Dogs. Barking barking barking. If they were home, they’d know someone was there. Waiting. I should knock again. What—be rude and creepy?! I knocked again, more timidly this time. But still a knock. Waiting and barking, barking and waiting. Finally my stomach made its way back down the walkway and my feet followed.

Nothing!


Buuuuuttt....

I DID it.


Impulses this way, if you please.

Tuesday, March 30, 2010

HERE I AM, IN ALL CAPS

Things I love, typographically shouted:
(as suggested by Brooketh, in her own cap'd list)

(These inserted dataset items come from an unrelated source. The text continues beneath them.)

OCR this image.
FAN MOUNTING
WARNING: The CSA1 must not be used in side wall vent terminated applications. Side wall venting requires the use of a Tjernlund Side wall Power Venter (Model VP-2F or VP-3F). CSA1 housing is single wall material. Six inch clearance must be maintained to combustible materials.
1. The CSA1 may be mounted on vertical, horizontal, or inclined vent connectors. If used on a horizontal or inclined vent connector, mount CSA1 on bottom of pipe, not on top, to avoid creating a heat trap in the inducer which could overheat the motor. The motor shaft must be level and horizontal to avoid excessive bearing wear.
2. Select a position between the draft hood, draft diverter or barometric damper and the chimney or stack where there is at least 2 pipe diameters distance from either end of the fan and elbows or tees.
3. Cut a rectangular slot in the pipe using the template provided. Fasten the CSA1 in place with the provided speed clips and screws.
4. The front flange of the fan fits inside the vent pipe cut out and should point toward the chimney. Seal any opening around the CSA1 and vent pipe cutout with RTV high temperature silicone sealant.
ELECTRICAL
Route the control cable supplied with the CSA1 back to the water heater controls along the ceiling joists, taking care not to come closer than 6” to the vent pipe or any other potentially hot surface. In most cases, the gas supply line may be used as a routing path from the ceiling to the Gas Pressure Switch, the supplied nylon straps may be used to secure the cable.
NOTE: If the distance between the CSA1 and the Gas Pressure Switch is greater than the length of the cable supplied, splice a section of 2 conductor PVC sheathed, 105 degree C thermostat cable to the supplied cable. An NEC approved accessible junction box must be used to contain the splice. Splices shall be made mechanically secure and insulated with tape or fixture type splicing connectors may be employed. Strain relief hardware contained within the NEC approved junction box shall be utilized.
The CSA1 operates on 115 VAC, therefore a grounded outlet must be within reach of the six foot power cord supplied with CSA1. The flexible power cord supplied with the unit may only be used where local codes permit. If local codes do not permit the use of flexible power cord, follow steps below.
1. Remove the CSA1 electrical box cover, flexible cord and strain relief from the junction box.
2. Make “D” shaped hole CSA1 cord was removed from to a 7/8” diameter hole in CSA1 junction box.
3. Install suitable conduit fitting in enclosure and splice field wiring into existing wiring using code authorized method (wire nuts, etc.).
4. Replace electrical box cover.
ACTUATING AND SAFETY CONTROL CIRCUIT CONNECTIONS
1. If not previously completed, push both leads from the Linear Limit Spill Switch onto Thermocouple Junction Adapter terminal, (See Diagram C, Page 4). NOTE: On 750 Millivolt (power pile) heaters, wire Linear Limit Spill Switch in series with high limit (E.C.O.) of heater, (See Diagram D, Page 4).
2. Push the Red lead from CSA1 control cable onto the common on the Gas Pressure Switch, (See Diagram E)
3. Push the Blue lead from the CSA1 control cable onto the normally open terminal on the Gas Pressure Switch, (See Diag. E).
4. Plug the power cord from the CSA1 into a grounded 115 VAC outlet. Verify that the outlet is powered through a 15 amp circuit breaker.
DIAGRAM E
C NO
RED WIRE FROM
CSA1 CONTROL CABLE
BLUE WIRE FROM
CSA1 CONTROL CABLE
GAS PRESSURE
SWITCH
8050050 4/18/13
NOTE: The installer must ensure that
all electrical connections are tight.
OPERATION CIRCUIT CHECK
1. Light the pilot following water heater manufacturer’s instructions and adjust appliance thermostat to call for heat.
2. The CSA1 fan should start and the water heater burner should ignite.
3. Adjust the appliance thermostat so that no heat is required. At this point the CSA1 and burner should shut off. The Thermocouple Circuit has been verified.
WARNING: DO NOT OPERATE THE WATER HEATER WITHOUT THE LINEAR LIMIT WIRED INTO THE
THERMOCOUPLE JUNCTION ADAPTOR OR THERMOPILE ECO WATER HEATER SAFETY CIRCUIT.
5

1. HARMONICA. Love learning to play it, love listening to it. Love its portability and versatility. Love how cool and jazzy it is.

2. LIBRIVOX. Last weekend's best discovery. All books that are part of the public domain are available for download in audio format, completely free. And it's not stealing--really!--it's just free. Awesome. Trust me, janitoring while listening to Walden and Emma is way cooler than regular janitoring.

3&4. FREE THINGS. As in, a free JOSH RITTER concert on April 17th at the record exchange. Kind of folky, totally original, Josh Ritter is a cinnamon swirl rain shower for ears. And I love him. Check him out.

5. ROMANS 8: 35-39.

6. BANANAS AND PEANUT BUTTER. I think I've eaten it at least every other day for the past two months. Can't stop.

7. RUNNING. I love escaping the world and pushing myself. I love when I've run enough that it suddenly is easier than I remember it being. I love that slightly bigger feeling in my chest afterward, as though my heart has been pumping iron. All the better to love you with.

8&9. THE TEMPLE. And MISSIONARY WORK.

10. WEARING TIES. But not Avril Lavigne sort of tie-wearing. Today I am basically dressed like a boy. A fancy, churchy boy.

11. STUDYING. Really searching a thing out, gathering pieces of it up in my thoughts and realizing that this is like this, which is tied to that, which relates to all he said before, which is beautiful. The more I study, the more connected I feel to the world around me.

12. ROAD TRIPS. Provo, I'm coming. Brick house, I'm coming. Romania girls, Molls, Beks, Easter, Conference, Dean family gargantuan dinner, Eagle kids, college life, writing center--don't worry, I'm coming. Wed-Sun. Let the wild rhompus begin!




And this is where I pass the invitation on.
THE THINGS YOU LOVE IN ALL CAPS. KAZAAM. GO.